How do you simplify #(x+3)/(x^2-2x-15)#?

1 Answer
Sep 23, 2015

The expression simplifies into #1/{x-5}#

Explanation:

You need to find the roots of the denominator: you can either use the classic #{-b \pm \sqrt{b^2-4ac}}/{2a}# formula, our you can use this particular one, which is good only if the coefficient of #x^2# is #1#: in this case, the parabola is of the form #x^2+ax+b#, and you know that #a# equals the sum of the roots, but with the opposite sign, while #b# equals exactly the product of the roots.

So, in this case, we are looking for two roots, which sum up to #2# and which give #-15# when multiplied. This numbers are obviously #5# and #-3#.

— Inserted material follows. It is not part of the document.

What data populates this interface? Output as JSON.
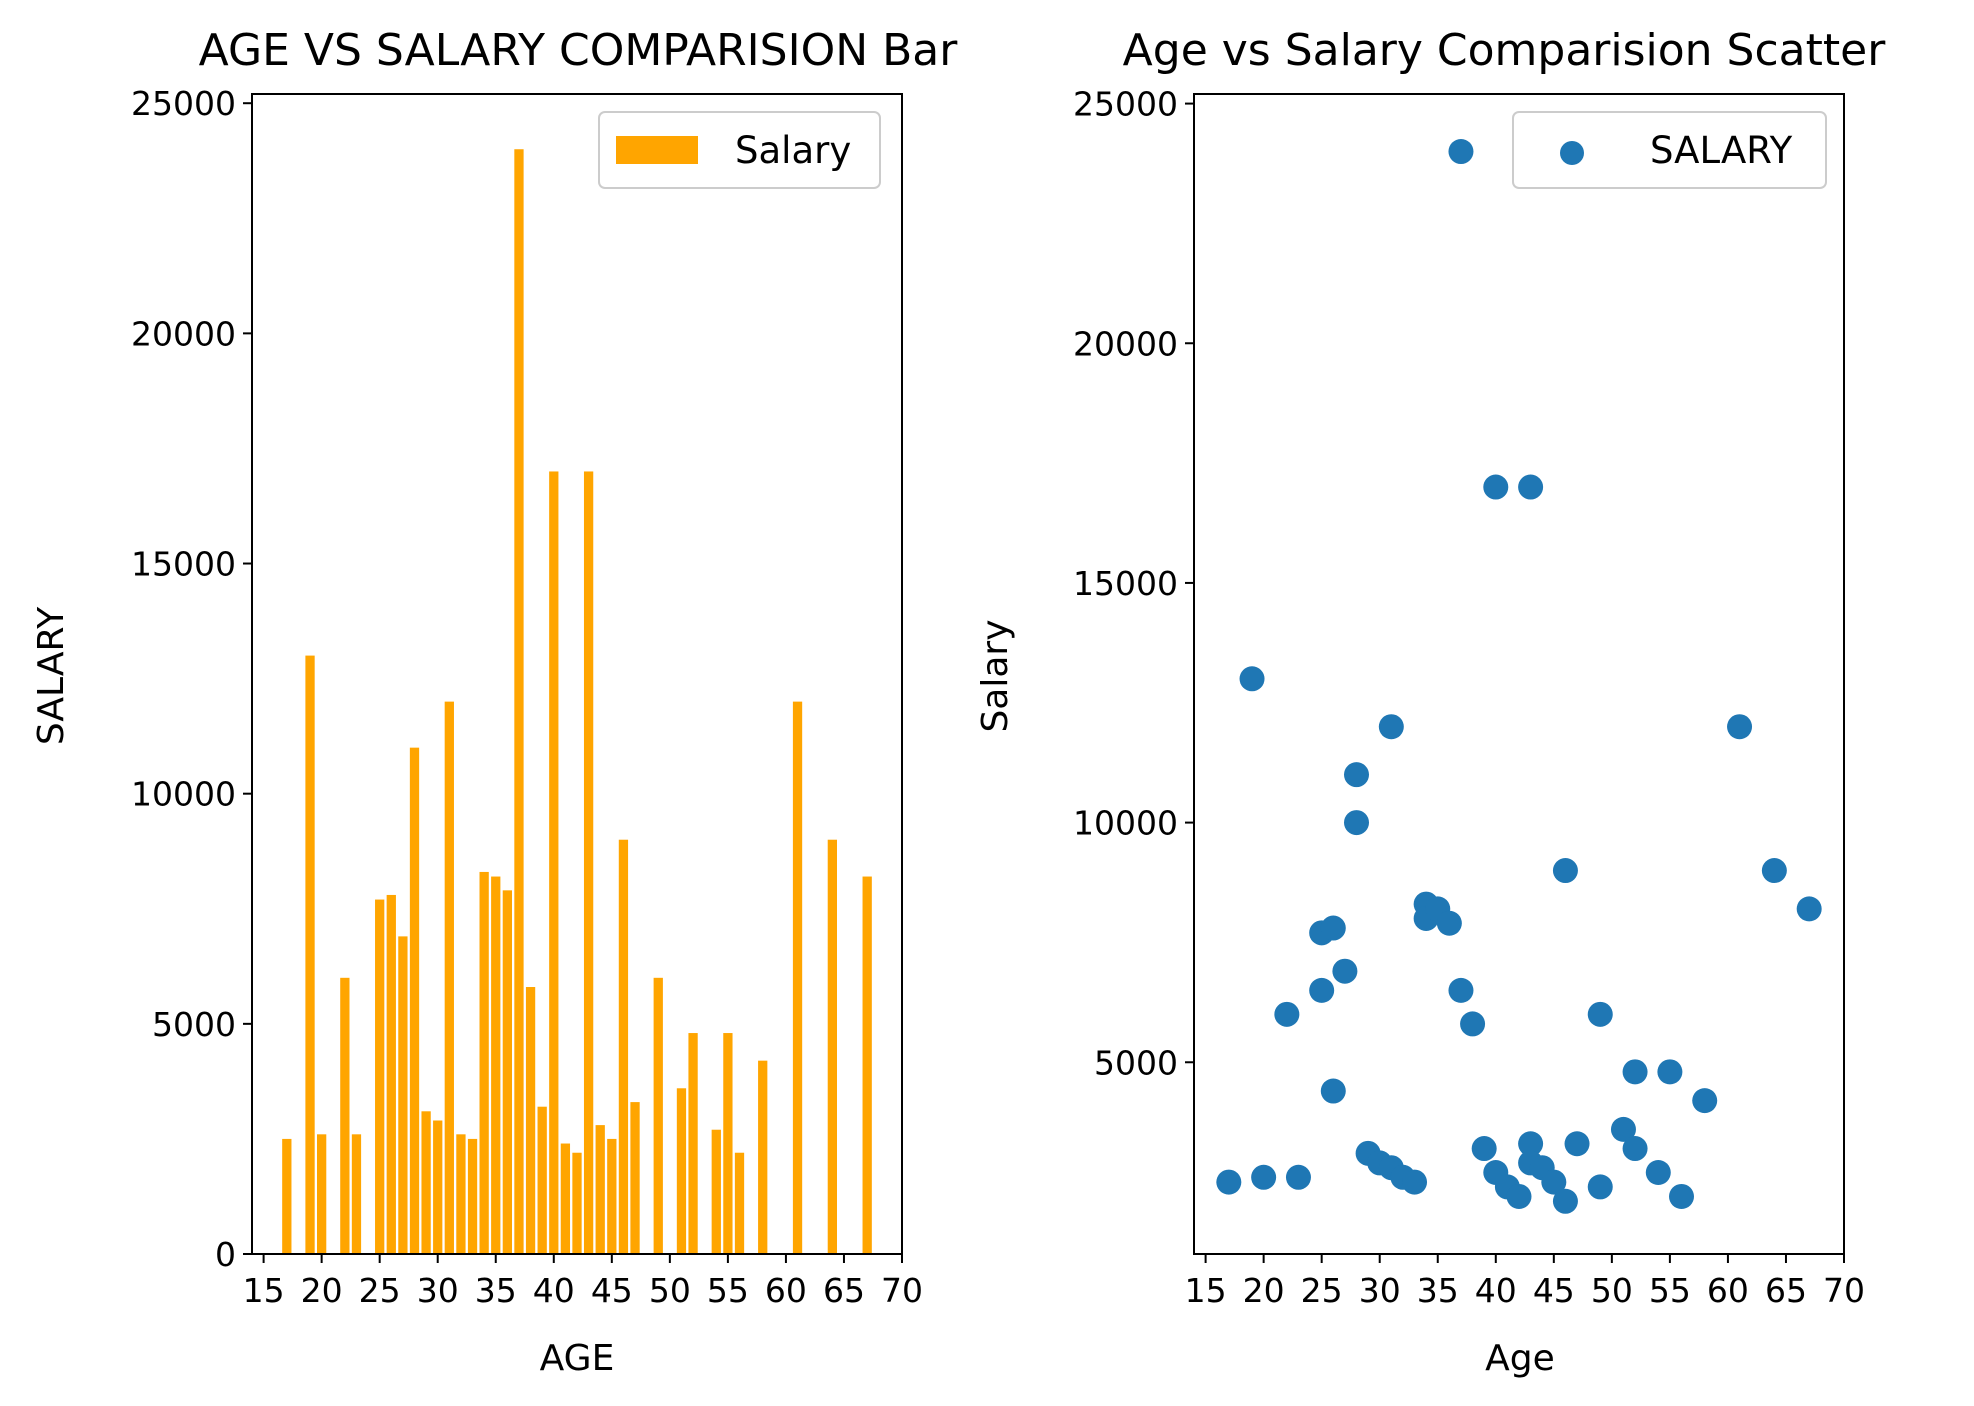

Now that you know the roots, you can write down your parabola in a different way: if the roots of #ax^2+bx+c# are #x_0# and #x_1#, then the following holds:

#ax^2+bx+c=(x-x_0)(x-x_1)#.

In your case, since #x_0=5# and #x_1=-3#, you have that

#x^2-2x-15=(x-5)(x+3)#.

You should see that you can cancel the term #(x+3)#: your fraction can be written as

#{x+3}/{x^2-2x-15}=\cancel{x+3}/{(x-5)\cancel((x+3))}=1/{(x-5)}#